The Democratic candidates vying to take on Republican Sen. David Perdue of Georgia in November face off in a primary election Tuesday after weeks of delay caused by the coronavirus pandemic.

But the state’s chief election officer has warned that voters could face long lines and results may be slow to be reported, as poll closures and virus restrictions complicate in-person voting and counties work to process a huge increase in paper ballots received by mail.

Top Democrats in the Senate primary include former congressional candidate Jon Ossoff, former Columbus Mayor Teresa Tomlinson and former candidate for lieutenant governor Sarah Riggs Amico.

Perdue, a close ally of President Donald Trump, is seeking a second term in November as Republicans look to hold the White House and Senate majority. He drew no GOP primary opposition.

The race has proven to be anything but predictable, with election day postponed and campaigns forced almost entirely online because of the coronavirus and the final days seeing widespread protests and civil unrest following the death of George Floyd in Minneapolis.

Criticism of the Trump administration’s response on both fronts has added fuel to Democrats’ ambitions of winning in Georgia, where Republicans still dominate statewide elections, but Democrats are increasingly making gains.

If no candidate receives more than 50% of votes, the top two finishers will advance to an Aug. 11 primary runoff. Other Democrats in the race include former ACLU of Georgia head Maya Dillard Smith, Air Force veteran James Knox and another hopeful, Marckeith DeJesus.

Georgia Secretary of State Brad Raffensperger said Monday that voters should expect to face longer lines. He also said his office won’t begin to release partial results until “the last precinct has closed” and predicted that the winners may not be known for days thereafter.

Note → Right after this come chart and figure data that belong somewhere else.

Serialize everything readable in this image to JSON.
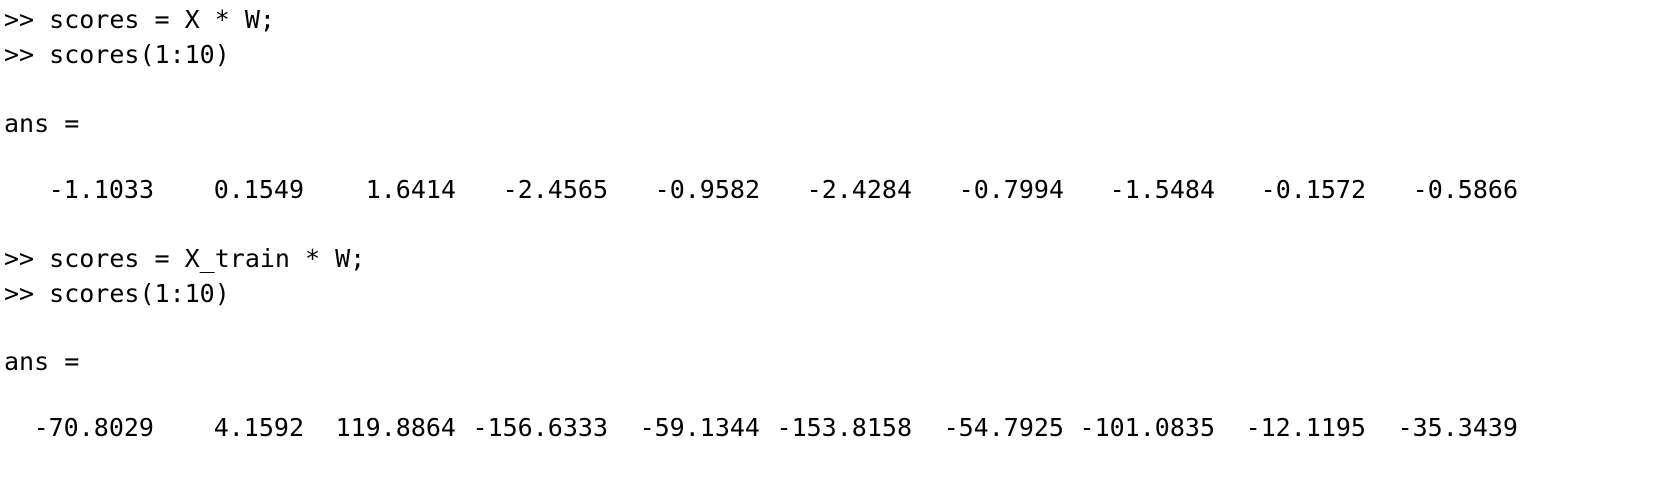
{
  "session": {
    "block1": {
      "cmd1": ">> scores = X * W;",
      "cmd2": ">> scores(1:10)",
      "ans_label": "ans =",
      "values": [
        "-1.1033",
        "0.1549",
        "1.6414",
        "-2.4565",
        "-0.9582",
        "-2.4284",
        "-0.7994",
        "-1.5484",
        "-0.1572",
        "-0.5866"
      ]
    },
    "block2": {
      "cmd1": ">> scores = X_train * W;",
      "cmd2": ">> scores(1:10)",
      "ans_label": "ans =",
      "values": [
        "-70.8029",
        "4.1592",
        "119.8864",
        "-156.6333",
        "-59.1344",
        "-153.8158",
        "-54.7925",
        "-101.0835",
        "-12.1195",
        "-35.3439"
      ]
    }
  }
}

“To get a good concept of where we are with the election — who won, who lost, or who’s in the runoff, things like that — I would think that could take upward of a couple days in some of these really tightly contested elections,” Raffensperger said.

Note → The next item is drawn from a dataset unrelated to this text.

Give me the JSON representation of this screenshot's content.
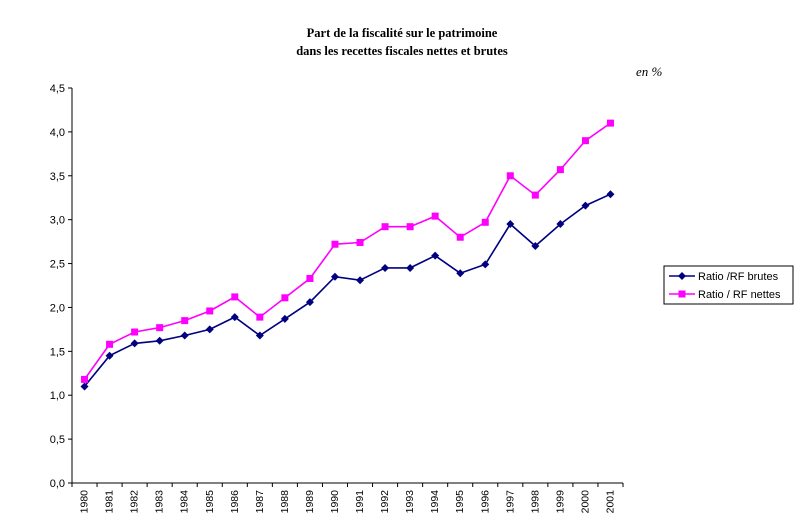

Voters will also select party nominees for U.S. House races and for state House and Senate. Other state and local races are on the ballot as well.

Ossoff entered the Senate race in September with the endorsement of civil rights icon Rep. John Lewis, as well as some built-in name recognition from his highly publicized 2017 special election loss to Republican Karen Handel for an Atlanta-area U.S. House seat. The young media executive has led in fundraising and has made fighting inequality and corruption a core part of his message.

Tomlinson, who was the first woman elected mayor of Columbus in 2010, has racked up a slate of endorsements of her own, including civil rights leader and former Atlanta Mayor Andrew Young. She touts her experience in office, saying she’s “the only one in this race who has ever won an election and governed,” and says that experience can help her cut through dysfunction in Washington.

Amico previously served as an executive in her family’s car-hauling company. Best known for her 2018 run for lieutenant governor, which she lost to Republican Geoff Duncan, she often discusses the experience of helping to steer the company through bankruptcy, noting that executives fought to preserve jobs. Amico’s campaign has locked down the endorsement of several labor unions with a strongly pro-union pitch.

More than 1.2 million Georgians have already voted early, Raffensperger said Monday. A majority of those ballots were cast absentee by mail after the Republican elections chief sent absentee ballot applications to 6.9 million active registered voters, hoping to ease pressure on in-person poll operations.

Georgia postponed primary elections twice because of the pandemic. The state’s March 24 presidential primaries were first moved to May 19, when voters were set to choose party nominees for other 2020 races. As coronavirus infections and deaths mounted, election day was pushed back again to Tuesday.